Our liberal order has made Switzerland one of the richest countries in the world. And it is precisely this order that is now incessantly under pressure from large states or transnational bodies… They want to force us to take on ever greater international obligations, which makes it more difficult for us to run our country as we deem fit. And under foreign law and foreign judges, Switzerland would lose… History shows us that since 1291 many large states have emerged and disappeared again; but little Switzerland still exists. This gives cause for confidence and optimism… Let us not allow ourselves to be forced into the same rigid armor as other states. These international norms and standards do not fit us…

The Alpine mountain massif as a permanent physical determinant, the interests of the great powers as a political variable, along with a strong tradition of local democracy, cantonal liberty, and a weak federal executive have made Switzerland an island in the heart of Europe with unique cultural and political peculiarities. True to form, despite the pressure from some of its partners to join the ranks of the “collective West” over Ukraine, Switzerland is sticking to its guns. Berne has made some concessions by joining economic sanctions against Russia, but overall neutrality remains sacrosanct.

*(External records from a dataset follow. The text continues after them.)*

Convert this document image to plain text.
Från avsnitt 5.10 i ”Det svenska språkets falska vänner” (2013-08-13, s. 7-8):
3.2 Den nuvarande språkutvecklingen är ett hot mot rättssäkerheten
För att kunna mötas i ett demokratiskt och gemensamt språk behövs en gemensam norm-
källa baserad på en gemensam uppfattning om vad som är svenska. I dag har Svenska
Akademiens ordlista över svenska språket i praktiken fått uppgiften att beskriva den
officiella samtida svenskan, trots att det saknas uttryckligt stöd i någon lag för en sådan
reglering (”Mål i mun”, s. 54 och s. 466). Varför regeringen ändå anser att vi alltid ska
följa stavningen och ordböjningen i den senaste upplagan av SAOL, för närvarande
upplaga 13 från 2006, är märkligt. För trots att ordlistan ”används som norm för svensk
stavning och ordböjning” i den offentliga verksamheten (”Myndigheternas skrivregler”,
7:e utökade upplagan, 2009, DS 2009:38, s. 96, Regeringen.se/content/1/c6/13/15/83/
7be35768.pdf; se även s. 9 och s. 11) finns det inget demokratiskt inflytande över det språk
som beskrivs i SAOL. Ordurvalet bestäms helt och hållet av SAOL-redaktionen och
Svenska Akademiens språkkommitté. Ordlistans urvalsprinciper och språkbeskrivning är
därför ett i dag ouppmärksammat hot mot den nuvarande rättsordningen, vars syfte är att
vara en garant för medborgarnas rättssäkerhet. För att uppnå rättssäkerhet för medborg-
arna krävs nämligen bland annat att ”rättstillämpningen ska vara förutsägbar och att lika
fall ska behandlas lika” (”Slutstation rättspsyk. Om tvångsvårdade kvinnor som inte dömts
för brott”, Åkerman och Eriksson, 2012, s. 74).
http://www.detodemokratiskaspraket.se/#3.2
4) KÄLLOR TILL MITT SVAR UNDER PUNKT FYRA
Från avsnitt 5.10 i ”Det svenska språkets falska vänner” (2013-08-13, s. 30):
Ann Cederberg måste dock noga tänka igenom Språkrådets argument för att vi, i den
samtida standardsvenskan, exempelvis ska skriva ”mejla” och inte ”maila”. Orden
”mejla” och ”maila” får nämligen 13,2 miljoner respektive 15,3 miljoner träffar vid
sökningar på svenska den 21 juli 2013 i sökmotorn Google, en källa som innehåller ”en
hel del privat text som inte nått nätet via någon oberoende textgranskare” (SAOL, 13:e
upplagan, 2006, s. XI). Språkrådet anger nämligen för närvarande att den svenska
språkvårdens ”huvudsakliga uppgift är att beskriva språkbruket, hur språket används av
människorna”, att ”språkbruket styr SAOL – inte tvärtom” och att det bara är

Some NATO members, notably Germany, have expressed displeasure because neutrality makes it impossible for Switzerland to send arms and military equipment to Ukraine (cf. e.g. “Williger Helfer des Kreml”). Even though they see themselves as an integral part of the West in cultural and economic terms, a great majority of Swiss citizens remain in favor of maintaining neutrality (91 percent supported it in a May 2023 poll). It provides a strong identity trait that cannot and should not be revised due to a crisis or conflict, whatever its rights and wrongs, that does not directly concern Swiss national security.

On balance, Switzerland provides a model of morally neutral foreign policy which America needs badly, and a viable national strategy based on pragmatic interests rather than “defining values” and self-proclaimed exceptionality.